Foreign ministers from the Western Hemisphere met June 4-6 in Santo Domingo, Dominican Republic, for the 36th General Assembly of the Organization of the American States (OAS).

Deputy Secretary of State Robert Zoellick represented the United States, Secretary of State Condoleezza Rice having been detained by business relating to Iran.

One commentator referred to the OAS as “an institution with 33 mice and one very large cat,” alluding to the traditionally dominant role of the U.S. But the cat, the writer said, has apparently lost interest, although formerly the OAS played a role in U.S. strategic maneuvers during the Cold War.

The focus this year was supposed to have been on “technological developments.” Issuing a pre-assembly statement, Thomas Shannon, the State Department’s top official for Latin American affairs, noted that, “This is an opportunity for the region to get back to work. … There’s a lot of rhetoric. There has been too much ideology.” He, too, was a no-show at the meeting.

The assembly rebuffed several U.S. initiatives, including Guatemala as the U.S. choice over Venezuela for a seat on the UN Security Council, and a condemnation of alleged Venezuelan interventions in Peru’s recently concluded presidential runoff election.

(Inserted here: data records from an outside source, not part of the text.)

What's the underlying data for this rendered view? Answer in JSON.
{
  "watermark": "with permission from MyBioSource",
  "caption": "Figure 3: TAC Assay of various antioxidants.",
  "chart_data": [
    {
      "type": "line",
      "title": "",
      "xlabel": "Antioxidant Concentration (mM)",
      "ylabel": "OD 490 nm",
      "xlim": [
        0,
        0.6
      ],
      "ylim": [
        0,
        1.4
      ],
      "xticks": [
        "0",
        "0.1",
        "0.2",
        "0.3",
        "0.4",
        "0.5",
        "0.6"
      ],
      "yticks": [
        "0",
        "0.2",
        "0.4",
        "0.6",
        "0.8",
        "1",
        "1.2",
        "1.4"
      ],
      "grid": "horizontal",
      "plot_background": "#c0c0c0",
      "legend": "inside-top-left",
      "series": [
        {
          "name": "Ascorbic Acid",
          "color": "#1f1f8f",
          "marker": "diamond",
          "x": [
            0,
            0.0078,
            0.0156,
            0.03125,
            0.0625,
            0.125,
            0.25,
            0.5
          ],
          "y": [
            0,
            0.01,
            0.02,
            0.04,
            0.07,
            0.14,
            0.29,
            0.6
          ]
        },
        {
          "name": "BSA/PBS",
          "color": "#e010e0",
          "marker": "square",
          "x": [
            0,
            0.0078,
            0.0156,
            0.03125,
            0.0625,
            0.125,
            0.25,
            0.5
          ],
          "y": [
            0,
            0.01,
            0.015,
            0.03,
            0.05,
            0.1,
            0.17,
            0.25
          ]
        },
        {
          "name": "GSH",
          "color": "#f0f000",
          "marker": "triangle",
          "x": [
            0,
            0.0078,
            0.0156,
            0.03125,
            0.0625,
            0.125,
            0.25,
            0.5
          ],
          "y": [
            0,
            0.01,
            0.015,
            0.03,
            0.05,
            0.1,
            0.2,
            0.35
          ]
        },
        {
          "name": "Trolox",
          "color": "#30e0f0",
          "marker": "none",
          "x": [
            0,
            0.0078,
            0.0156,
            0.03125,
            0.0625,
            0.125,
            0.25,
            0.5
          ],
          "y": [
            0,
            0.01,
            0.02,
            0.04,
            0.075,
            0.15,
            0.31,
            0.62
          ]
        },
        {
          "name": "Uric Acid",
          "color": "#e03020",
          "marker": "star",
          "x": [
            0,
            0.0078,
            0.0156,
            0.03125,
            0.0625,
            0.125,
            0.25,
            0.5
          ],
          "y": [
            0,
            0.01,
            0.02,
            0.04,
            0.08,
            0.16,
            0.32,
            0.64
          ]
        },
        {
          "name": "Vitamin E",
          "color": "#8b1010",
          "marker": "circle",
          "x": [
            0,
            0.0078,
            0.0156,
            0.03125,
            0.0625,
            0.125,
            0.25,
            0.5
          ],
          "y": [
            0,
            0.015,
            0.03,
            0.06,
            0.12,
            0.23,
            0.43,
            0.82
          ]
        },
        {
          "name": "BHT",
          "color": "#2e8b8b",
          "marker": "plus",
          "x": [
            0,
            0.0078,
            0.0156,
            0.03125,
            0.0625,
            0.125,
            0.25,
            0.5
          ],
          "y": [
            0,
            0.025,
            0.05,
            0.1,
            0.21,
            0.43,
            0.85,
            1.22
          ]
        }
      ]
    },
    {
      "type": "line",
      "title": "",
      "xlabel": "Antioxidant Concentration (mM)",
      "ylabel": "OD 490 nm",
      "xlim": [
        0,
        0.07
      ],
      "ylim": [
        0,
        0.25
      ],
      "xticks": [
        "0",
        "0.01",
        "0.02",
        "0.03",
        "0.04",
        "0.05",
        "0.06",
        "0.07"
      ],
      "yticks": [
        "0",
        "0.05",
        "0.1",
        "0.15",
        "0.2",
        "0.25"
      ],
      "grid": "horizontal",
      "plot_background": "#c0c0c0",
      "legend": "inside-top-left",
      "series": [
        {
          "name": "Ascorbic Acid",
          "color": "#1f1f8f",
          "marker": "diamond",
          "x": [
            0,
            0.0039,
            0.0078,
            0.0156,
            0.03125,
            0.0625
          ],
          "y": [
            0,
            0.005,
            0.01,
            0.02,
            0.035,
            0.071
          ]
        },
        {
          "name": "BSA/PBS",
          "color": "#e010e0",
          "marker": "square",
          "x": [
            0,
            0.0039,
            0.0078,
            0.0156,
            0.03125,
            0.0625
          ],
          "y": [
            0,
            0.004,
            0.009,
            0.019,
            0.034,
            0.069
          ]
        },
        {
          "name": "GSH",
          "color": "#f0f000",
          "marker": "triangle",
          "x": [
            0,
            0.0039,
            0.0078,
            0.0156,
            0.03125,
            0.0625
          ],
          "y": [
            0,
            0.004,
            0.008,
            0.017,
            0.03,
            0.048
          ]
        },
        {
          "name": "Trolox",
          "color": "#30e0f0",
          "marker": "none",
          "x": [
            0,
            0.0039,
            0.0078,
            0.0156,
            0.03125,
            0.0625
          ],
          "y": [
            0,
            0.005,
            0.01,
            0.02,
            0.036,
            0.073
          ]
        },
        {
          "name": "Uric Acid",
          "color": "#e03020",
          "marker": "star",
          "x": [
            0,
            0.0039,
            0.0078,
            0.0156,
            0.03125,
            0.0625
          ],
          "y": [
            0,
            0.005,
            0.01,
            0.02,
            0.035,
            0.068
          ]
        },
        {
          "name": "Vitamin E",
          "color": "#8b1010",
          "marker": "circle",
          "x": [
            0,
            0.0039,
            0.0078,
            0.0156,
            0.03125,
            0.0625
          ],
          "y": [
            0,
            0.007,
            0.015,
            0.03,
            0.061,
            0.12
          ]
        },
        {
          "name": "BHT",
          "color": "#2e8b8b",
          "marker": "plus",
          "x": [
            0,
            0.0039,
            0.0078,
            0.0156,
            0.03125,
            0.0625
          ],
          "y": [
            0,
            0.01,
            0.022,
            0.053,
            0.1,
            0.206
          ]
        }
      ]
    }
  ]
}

Referring to elections scheduled for November in Nicaragua, Zoellick called for an OAS observer mission on the ground there “as soon as possible” to prevent the election of “old strongmen of corruption and communism who want to stay in power.” It turned out that eight OAS election technicians had arrived in Nicaragua on May 7 and that other members of a 33-person OAS election observer mission had been in Nicaragua for a week or so.

Addressing the assembly, Zoellick referred to the “the pied pipers of populism.” Meeting with representatives of Brazil, Argentina, and other nations, he lobbied for OAS condemnation of Venezuela. In a concluding address to the assembly, however, Brazilian Foreign Minister Celso Marín recalled for the delegates “the importance of non-intervention.”

This was the direction taken by a similar meeting convened a year ago in Fort Lauderdale, Fla. There, too, a spirit of independence prevailed amid declarations in favor of social justice and Latin American dignity.

Simultaneously, a first “People’s Alternative Summit” was unfolding in Santo Domingo. Some 200 activists representing at least 30 Latin American and Caribbean political organizations held forums and workshops on the campus of Santo Domingo Autonomous University, where they denounced capitalist globalization and lent support for alternative initiatives put forth by Venezuela and other nations.

The gathering concluded with a march to the OAS meeting to introduce a “people’s agenda.” Stopped several blocks short of their destination by heavily armed security forces and attack dogs, the marchers handed documents to an OAS representative.